Bentley’s latest Top 10 country single, “Different for Girls,” featured duet partner Elle King joining him via video. The earthy, thought-provoking song was a highlight. Bentley told the audience that “I Hold On” was one of his favorite songs he’s written about faith, love and freedom and delivered an impassioned vocal sweetened by prominent pedal steel. “Every Mile a Memory” was another standout. The lyrics, paired with milestones from the artist’s life flashing on the video screens, tugged at the heartstrings – especially the final image of his dog, which had died recently.

Not long ago, Bentley appeared on the “NFL Kickoff” pregame show, where he performed the anthemic “Freedom.” The soaring song was also done here and Bentley said, “We’re so blessed to live here and the freedoms we have.”

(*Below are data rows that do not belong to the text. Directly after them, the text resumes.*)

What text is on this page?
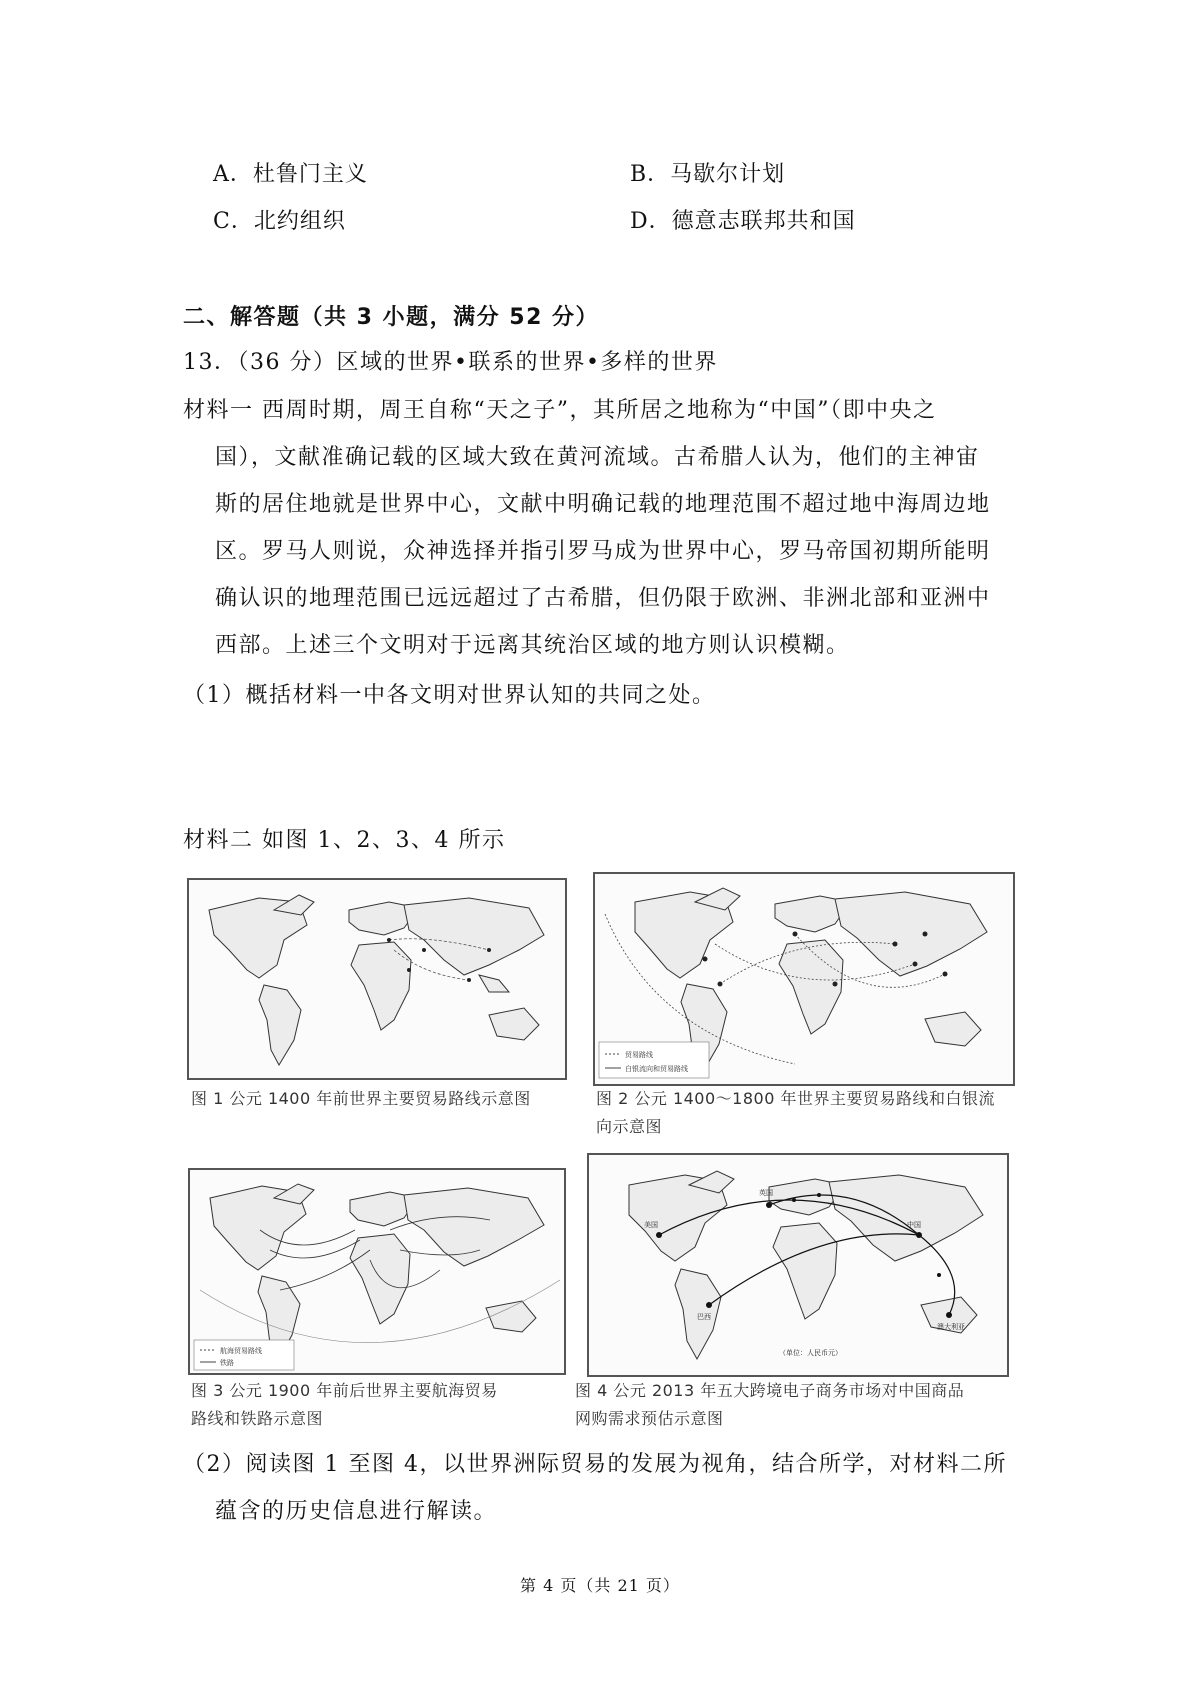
A．杜鲁门主义	B．马歇尔计划
C．北约组织	D．德意志联邦共和国
二、解答题（共 3 小题，满分 52 分）
13．（36 分）区域的世界•联系的世界•多样的世界
材料一 西周时期，周王自称“天之子”，其所居之地称为“中国”（即中央之
国），文献准确记载的区域大致在黄河流域。古希腊人认为，他们的主神宙
斯的居住地就是世界中心，文献中明确记载的地理范围不超过地中海周边地
区。罗马人则说，众神选择并指引罗马成为世界中心，罗马帝国初期所能明
确认识的地理范围已远远超过了古希腊，但仍限于欧洲、非洲北部和亚洲中
西部。上述三个文明对于远离其统治区域的地方则认识模糊。
（1）概括材料一中各文明对世界认知的共同之处。
材料二 如图 1、2、3、4 所示
图 1 公元 1400 年前世界主要贸易路线示意图
贸易路线
白银流向和贸易路线
图 2 公元 1400～1800 年世界主要贸易路线和白银流
向示意图
航海贸易路线
铁路
图 3 公元 1900 年前后世界主要航海贸易
路线和铁路示意图
英国
美国	中国
巴西
澳大利亚
（单位：人民币元）
图 4 公元 2013 年五大跨境电子商务市场对中国商品
网购需求预估示意图
（2）阅读图 1 至图 4，以世界洲际贸易的发展为视角，结合所学，对材料二所
蕴含的历史信息进行解读。
第 4 页（共 21 页）
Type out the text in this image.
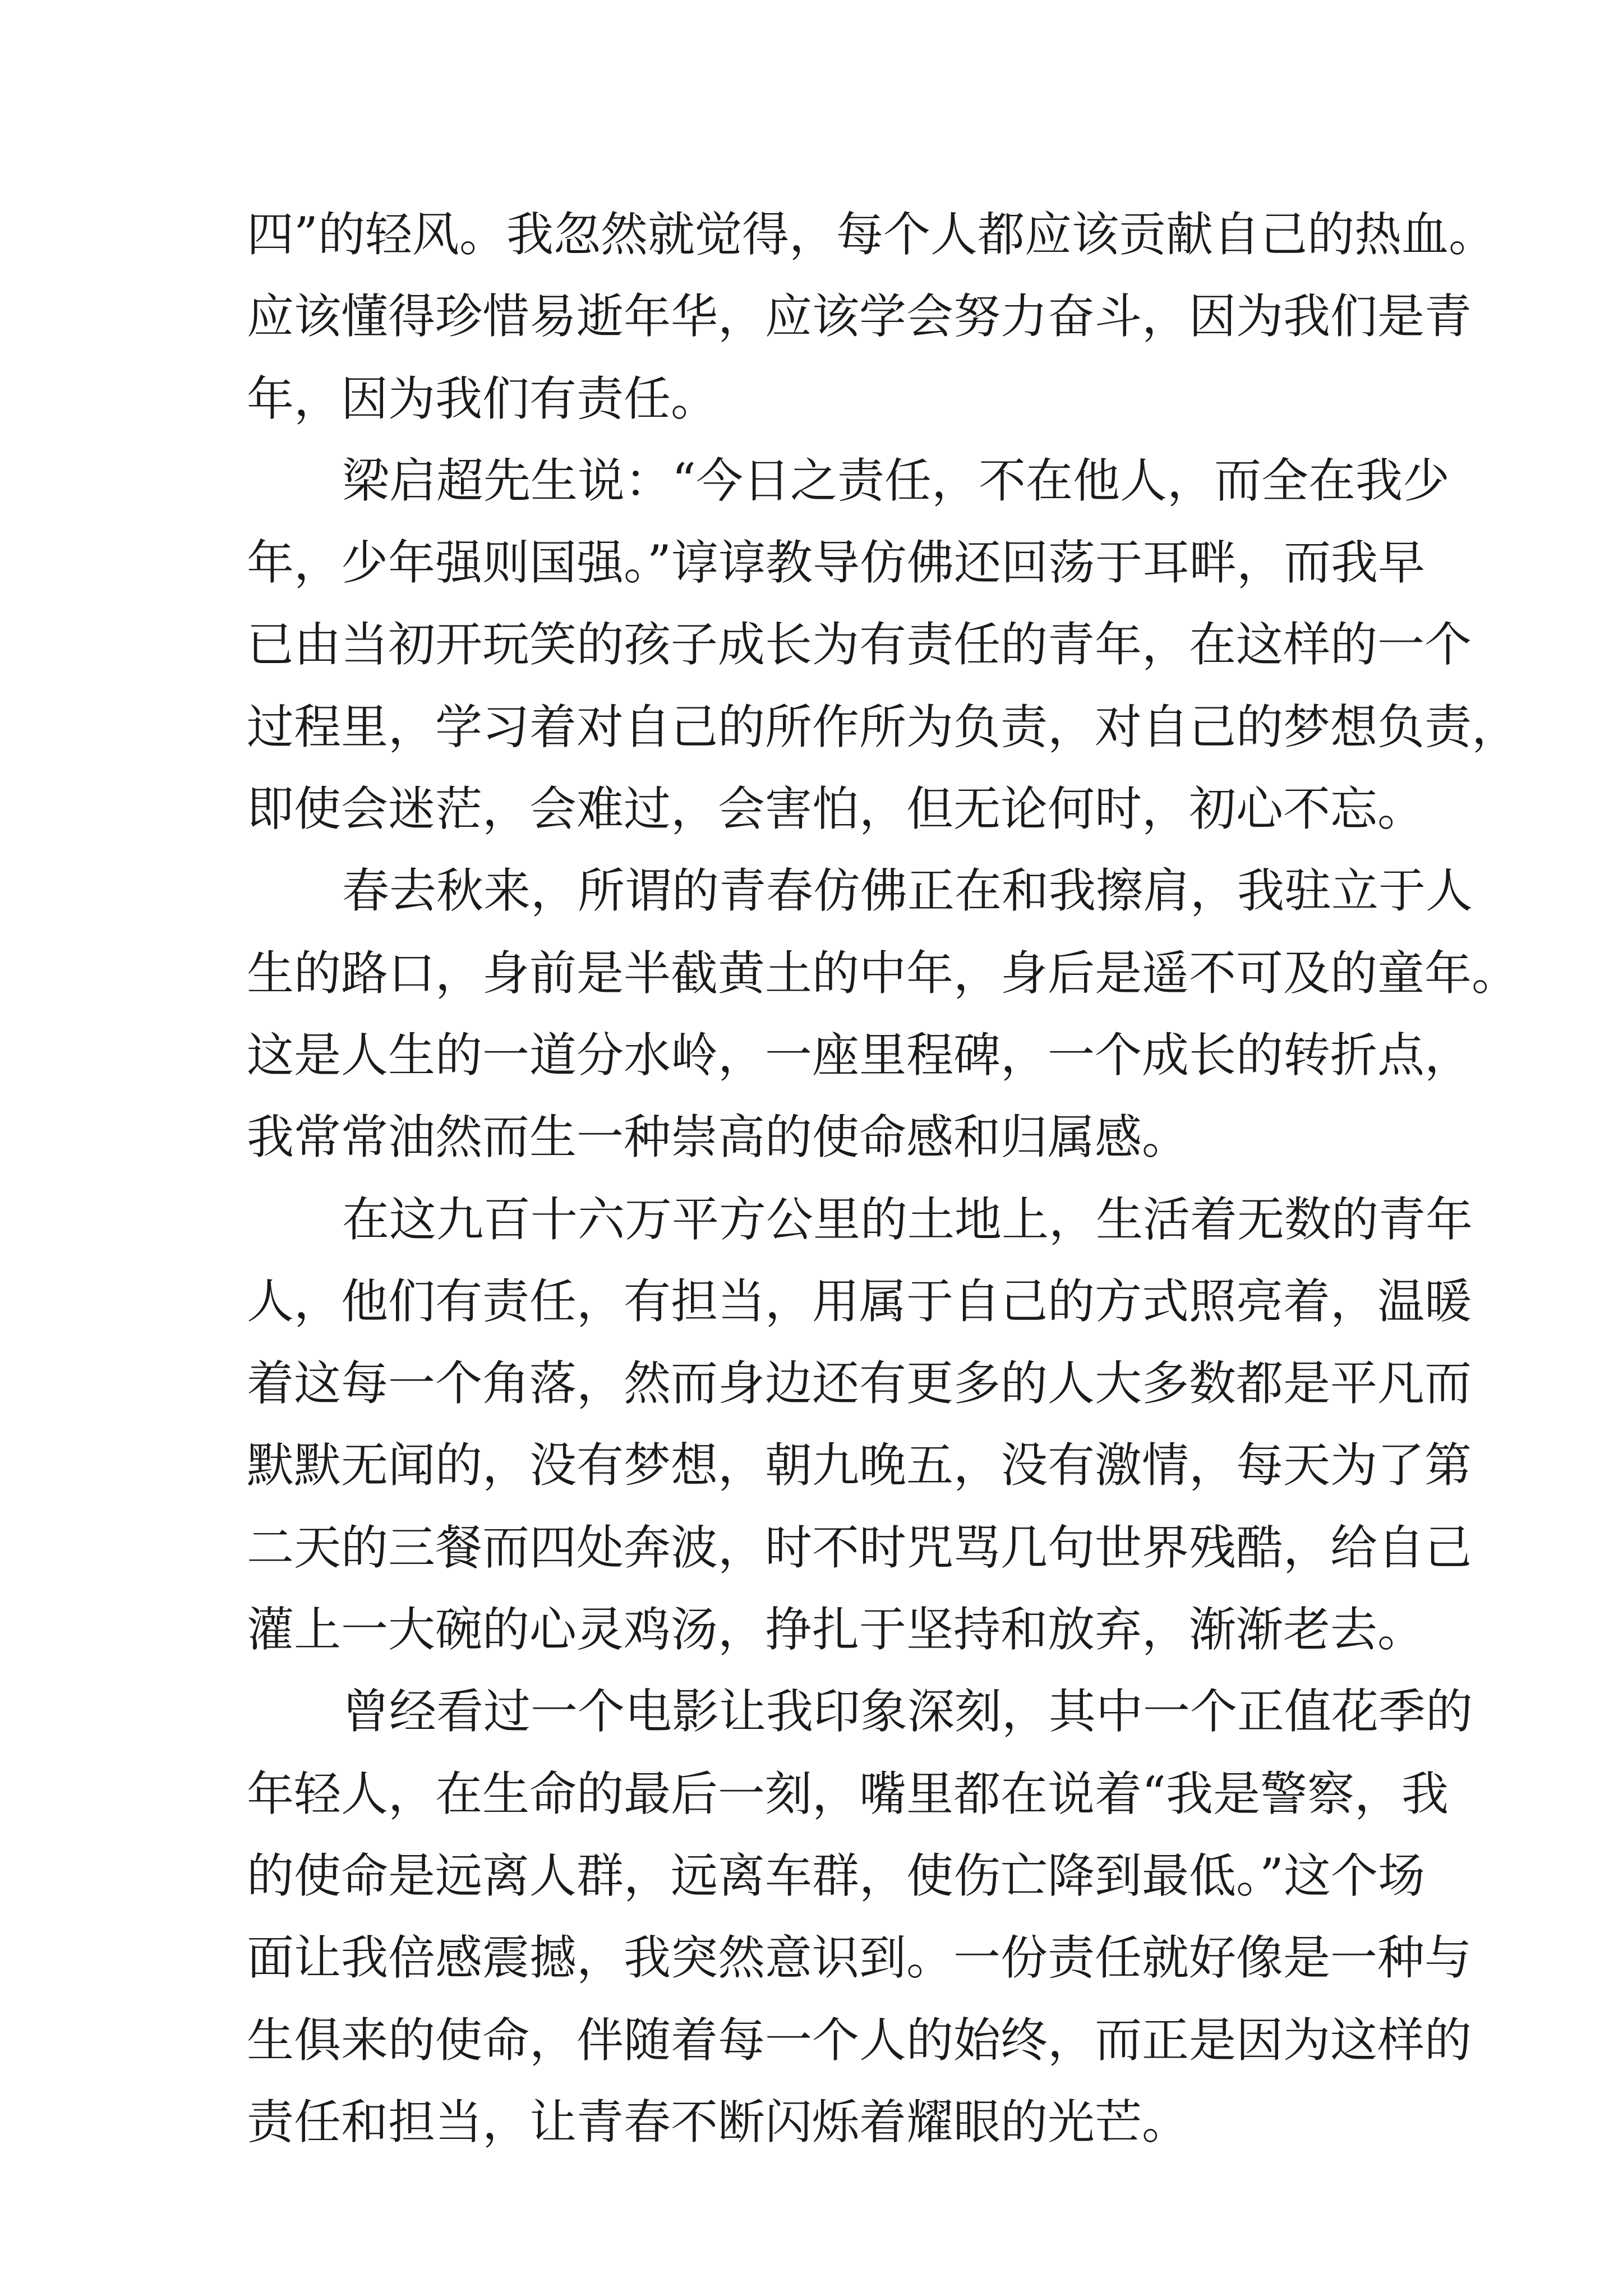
四”的轻风。我忽然就觉得，每个人都应该贡献自己的热血。
应该懂得珍惜易逝年华，应该学会努力奋斗，因为我们是青
年，因为我们有责任。
梁启超先生说：“今日之责任，不在他人，而全在我少
年，少年强则国强。”谆谆教导仿佛还回荡于耳畔，而我早
已由当初开玩笑的孩子成长为有责任的青年，在这样的一个
过程里，学习着对自己的所作所为负责，对自己的梦想负责，
即使会迷茫，会难过，会害怕，但无论何时，初心不忘。
春去秋来，所谓的青春仿佛正在和我擦肩，我驻立于人
生的路口，身前是半截黄土的中年，身后是遥不可及的童年。
这是人生的一道分水岭，一座里程碑，一个成长的转折点，
我常常油然而生一种崇高的使命感和归属感。
在这九百十六万平方公里的土地上，生活着无数的青年
人，他们有责任，有担当，用属于自己的方式照亮着，温暖
着这每一个角落，然而身边还有更多的人大多数都是平凡而
默默无闻的，没有梦想，朝九晚五，没有激情，每天为了第
二天的三餐而四处奔波，时不时咒骂几句世界残酷，给自己
灌上一大碗的心灵鸡汤，挣扎于坚持和放弃，渐渐老去。
曾经看过一个电影让我印象深刻，其中一个正值花季的
年轻人，在生命的最后一刻，嘴里都在说着“我是警察，我
的使命是远离人群，远离车群，使伤亡降到最低。”这个场
面让我倍感震撼，我突然意识到。一份责任就好像是一种与
生俱来的使命，伴随着每一个人的始终，而正是因为这样的
责任和担当，让青春不断闪烁着耀眼的光芒。
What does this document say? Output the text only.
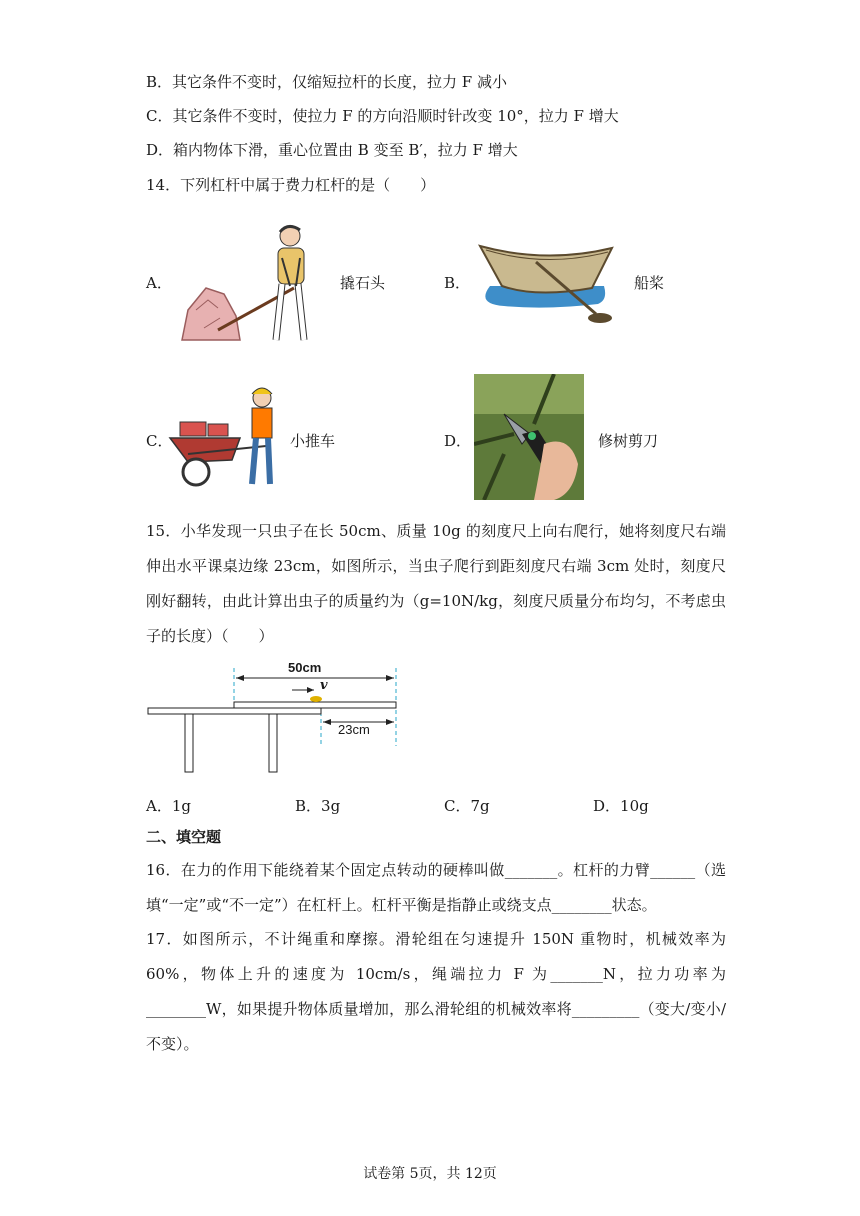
B．其它条件不变时，仅缩短拉杆的长度，拉力 F 减小
C．其它条件不变时，使拉力 F 的方向沿顺时针改变 10°，拉力 F 增大
D．箱内物体下滑，重心位置由 B 变至 B′，拉力 F 增大
14．下列杠杆中属于费力杠杆的是（　　）
A．	撬石头	B．	船桨
C．	小推车	D．	修树剪刀
15．小华发现一只虫子在长 50cm、质量 10g 的刻度尺上向右爬行，她将刻度尺右端伸出水平课桌边缘 23cm，如图所示，当虫子爬行到距刻度尺右端 3cm 处时，刻度尺刚好翻转，由此计算出虫子的质量约为（g=10N/kg，刻度尺质量分布均匀，不考虑虫子的长度）（　　）
50cm
v
23cm
A．1g	B．3g	C．7g	D．10g
二、填空题
16．在力的作用下能绕着某个固定点转动的硬棒叫做_______。杠杆的力臂______（选填“一定”或“不一定”）在杠杆上。杠杆平衡是指静止或绕支点________状态。
17．如图所示，不计绳重和摩擦。滑轮组在匀速提升 150N 重物时，机械效率为 60%，物体上升的速度为 10cm/s，绳端拉力 F 为_______N，拉力功率为________W，如果提升物体质量增加，那么滑轮组的机械效率将_________（变大/变小/不变）。
试卷第 5页，共 12页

Laid-back hit “Somewhere on a Beach” went down a storm, and “What Was I Thinking” and the feisty “Sideways” kept everyone amped up. For the encore, an airplane cockpit burst out from underneath the tall drum riser and Bentley emerged in pilot’s gear (he actually has a license and flies) to do a fun “Drunk on a Plane,” during which fans loudly sang along.

Randy Houser’s new album, “Fired Up,” could also describe his solid 45-minute opening set. Backed by a rocking band, he easily got some call-and-response action going on the hit “How Country Feels.” Everyone kicked in full force during an emotional “Goodnight Kiss” (a Top 10 country single), while Houser wailed vocally and shook a towel for effect.

At one point, the brawny singer said with a nervous laugh, “I’m giving it 1,000 percent up here; we need a little love.” He poured his heart out while playing solo acoustic guitar on “Like a Cowboy,” and a dynamic “Chasing Down a Good Time” and the high-energy “Runnin’ Outta Moonlight” left fans wanting more. Overwhelmed by the response, Houser said, “You make a Mississippi boy feel like he’s home.”

Also on the bill was the delightful O.C. native Cam – a rising force whose impressive 25-minute set ranged from the simmering anger of “Runaway Train” and the feisty humor of “Country Ain’t Never Been Pretty” to the stomping “Unchained” and the affecting hit ballad “Burning House.”